Précisons aussi que les Néandertaliens et les Aurignaciens fabriquaient et utilisaient des sagaies (certains ont cru lire que van Andel en faisait une invention gravettienne). Les outils et les armes des Gravettiens sont différents, plus légers (certains ont cru lire que van Andel les trouvaient plus lourds) que ceux des Aurignaciens, et leur habitat est plus élaboré. Les Gravettiens connaissaient-ils la couture et le tissage ? Pas les deux autres populations de l'étude ?
Les foyers résiduels aurignaciens présentés par le Stage 3 Project se superposent aux zones refuges du Maximum glaciaire : mais les Aurignaciens n'ont pas vécu jusqu'à la fin du Premier interpléniglaciaire. Ce furent les Gravettiens qui durent refluer vers le sud-ouest de la France, les rives de la Mer Noire, l'Ukraine et la Russie devant le froid du Maximum glaciaire (22 000-18 000 BP) .
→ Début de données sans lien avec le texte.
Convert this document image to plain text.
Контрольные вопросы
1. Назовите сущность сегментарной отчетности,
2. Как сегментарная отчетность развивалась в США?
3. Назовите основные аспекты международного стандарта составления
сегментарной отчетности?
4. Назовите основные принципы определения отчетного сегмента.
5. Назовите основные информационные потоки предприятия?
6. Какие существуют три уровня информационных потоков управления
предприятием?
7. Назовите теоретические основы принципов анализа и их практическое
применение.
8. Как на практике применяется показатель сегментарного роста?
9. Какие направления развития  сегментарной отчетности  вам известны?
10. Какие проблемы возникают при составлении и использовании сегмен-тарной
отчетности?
Concernant les modifications climatiques autour de 30 000 BP, voici ce que l'on pouvait lire dans la littérature classique :
"Le climat subi par les Aurignaciens est instable. De 38 000 à 30 000 BP, les oscillations sont tempérées ou froides. Le froid est assez vif pour provoquer un paysage de steppe (...). A partir de 30 000 BP, des oscillations tempérées importantes permettent le développement de forêts de conifères en Europe centrale et de feuillus en Europe de l'Ouest. Le froid recommence à sévir en Europe centrale vers 27 000 BP. (...) La période la plus caractéristique du Gravettien occidental correspond à la fin d'une vague de froid, puis à un interstade tempéré (Kesselt) d'une durée de 2000 ans, et s'achève au début d'un nouvel épisode froid et sec." (Mohen & Taborin, 1998)
"Les variations climatiques ont dû être beaucoup plus supportables (...). La température n'a pas varié de plus de quelques degrés, en moyenne, par rapport à celle que nous connaissons aujourd'hui dans nos pays tempérés. (...) Le climat du Paléolithique supérieur ancien en Europe occidentale se caractérise par son instabilité due à l'alternance de phases froides et de périodes de réchauffement mineures . (...) Le Châtelperronien disparaît progressivement pendant l'épisode de refroidissement qui aboutit à un climat froid et sec, au-delà de 30 000 ans." (Baffier, 1999).